The World asked him why it took the Panamanian government 27 years to launch a commission to investigate the invasion and its aftermath.

“I have always felt that there was a certain fear of bothering the United States with an investigation into the invasion,” he said. “Fortunately, we’ve matured, and we have made progress.”

But his is not the only investigation. Only months after the US attack, young lawyer Gilma Camargo launched a case against the United States before the Inter-American Commission on Human Rights. It took nearly three decades, but in 2018, that commission finally ruled that the US was responsible.

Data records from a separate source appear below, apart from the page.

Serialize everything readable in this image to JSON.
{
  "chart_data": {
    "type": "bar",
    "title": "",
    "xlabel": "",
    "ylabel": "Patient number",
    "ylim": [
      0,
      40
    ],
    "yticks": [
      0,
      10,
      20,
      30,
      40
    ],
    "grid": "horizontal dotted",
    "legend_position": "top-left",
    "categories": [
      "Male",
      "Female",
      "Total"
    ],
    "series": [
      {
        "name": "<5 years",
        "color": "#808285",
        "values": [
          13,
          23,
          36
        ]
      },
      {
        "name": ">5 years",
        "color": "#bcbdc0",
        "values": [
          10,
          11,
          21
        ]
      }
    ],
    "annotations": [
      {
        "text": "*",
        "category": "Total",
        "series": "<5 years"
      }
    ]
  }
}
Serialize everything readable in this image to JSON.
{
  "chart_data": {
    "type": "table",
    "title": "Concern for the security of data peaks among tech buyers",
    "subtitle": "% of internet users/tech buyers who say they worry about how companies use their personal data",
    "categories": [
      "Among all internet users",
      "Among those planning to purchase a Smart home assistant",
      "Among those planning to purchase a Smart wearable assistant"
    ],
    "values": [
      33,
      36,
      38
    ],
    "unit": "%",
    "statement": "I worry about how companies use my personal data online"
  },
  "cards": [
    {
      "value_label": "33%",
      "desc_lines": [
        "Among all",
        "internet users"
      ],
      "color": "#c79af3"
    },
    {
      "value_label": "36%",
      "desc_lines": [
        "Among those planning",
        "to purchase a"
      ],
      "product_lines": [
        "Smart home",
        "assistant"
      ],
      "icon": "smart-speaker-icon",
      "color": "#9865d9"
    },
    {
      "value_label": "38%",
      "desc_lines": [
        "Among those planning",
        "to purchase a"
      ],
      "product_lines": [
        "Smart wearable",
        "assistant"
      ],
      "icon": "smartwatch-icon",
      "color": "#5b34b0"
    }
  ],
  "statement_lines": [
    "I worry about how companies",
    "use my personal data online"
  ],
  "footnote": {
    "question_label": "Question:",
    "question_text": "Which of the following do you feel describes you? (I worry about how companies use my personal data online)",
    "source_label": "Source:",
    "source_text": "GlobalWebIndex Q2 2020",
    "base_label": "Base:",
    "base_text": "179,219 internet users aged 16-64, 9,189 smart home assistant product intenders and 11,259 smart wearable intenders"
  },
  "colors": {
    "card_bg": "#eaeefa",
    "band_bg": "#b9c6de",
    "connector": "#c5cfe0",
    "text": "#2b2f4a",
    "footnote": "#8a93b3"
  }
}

An older Black woman with a red blazer and head wrap
A few months after the US attack in Panama, Gilma Carmargo launched a case against the US with the Inter-American Commission on Human Rights. It would take almost three decades for the commission to rule in favor of Panama and find the US responsible for the attack.Michael Fox/The World

“The decision is marvelous because it recognizes this territorial responsibility of the US,” Camargo said. “It gives compensation, monetary compensation, for deaths and injuries, for food, for vehicles, and I keep on saying from the first dead man to the last plate they broke in Panama is covered.”

The ruling set a precedent. It was the first time victims from one country had brought the government of another before the commission and won. But the decision was non-binding. In other words, the United States has ignored it and not paid a dime.

Panamanians say they cannot just ignore the past.

Camargo said the invasion destroyed the country, and its legacy is still felt today.

“It’s everything that we live in now … the corruption, the weakened institutions, the financial mess that we are in with people not getting paid well and not getting healthcare,” she said.

Marches are held yearly on Dec. 20 to remember the victims and demand justice.

Man looking at black and gray photos on a wall
Pedro Silva, a filmmaker and march organizer in Panama, looks at old photos of the US invasion of Panama in 1989.Michael Fox/The World

Pedro Silva is one of the march organizers. He’s a filmmaker who was 8 years old when the US bombs fell. 

“We survived the invasion. But others died,” he said. “Our work is important so that when you meet someone who didn’t experience the invasion, you can say with clarity that this was an act of cruelty, an act of war. We cannot let this be forgotten.”

Last year, Panama finally declared Dec. 20 an annual day of national mourning. It doesn’t change history or bring back the dead, but it’s a sign of the country’s slow steps toward honoring the victims and ensuring that the past is not forgotten.